La
divisione del testatore ha invece efficacia reale e perciò, a differenza dall’assegno divisionale, evita la formazione della comunione ereditaria. Questa divisione, che, come è detto espressamente nell’art.
734, può riguardare anche la legittima, deve comprendere, sotto pena di nullità, tutti i legittimari e gli eredi istituiti. Secondo il codice precedente, la difficoltà di conciliare la qualità di eredi dei discendenti apporzionati con l’assegnazione di beni determinati doveva superarsi ritenendo che la qualità di eredi dei discendenti dipendesse esclusivamente dalla legge. La stessa spiegazione si deve ancora dare della qualità di eredi dei legittimari apporzionati. Quanto agli apporzionati non legittimari, lo stesso art.

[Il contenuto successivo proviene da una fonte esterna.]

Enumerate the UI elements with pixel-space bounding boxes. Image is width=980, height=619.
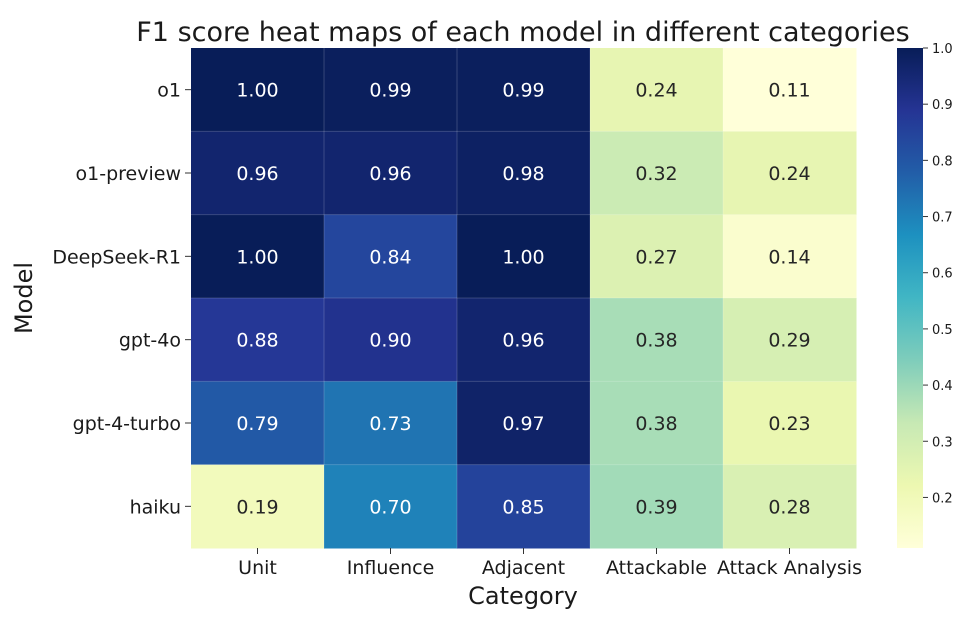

735, sancendo la nullità della divisione in cui non siano compresi gli eredi istituiti, autorizza a ritenere che l’istituzione di erede non dipenda dall’apporzionamento, ma sia il
prius logico dello stesso. In tal modo si ammette, è vero, che, quando vi sia divisione del testatore, sussista un’istituzione di erede svincolata dall’attribuzione di una quota; ma l’evidente eccezionalità dell’istituto, richiamato dalla disposizione che stiamo esaminando, in deroga al principio stabilito nella prima parte della stessa, conferma che per regola non compete al
de cuius la facoltà di comporre la quota legittima con beni determinati.
La divisione può essere impugnata, se vi è lesione della quota di riserva: la lesione può tuttavia essere eliminata dagli altri eredi mediante l'offerta di supplemento.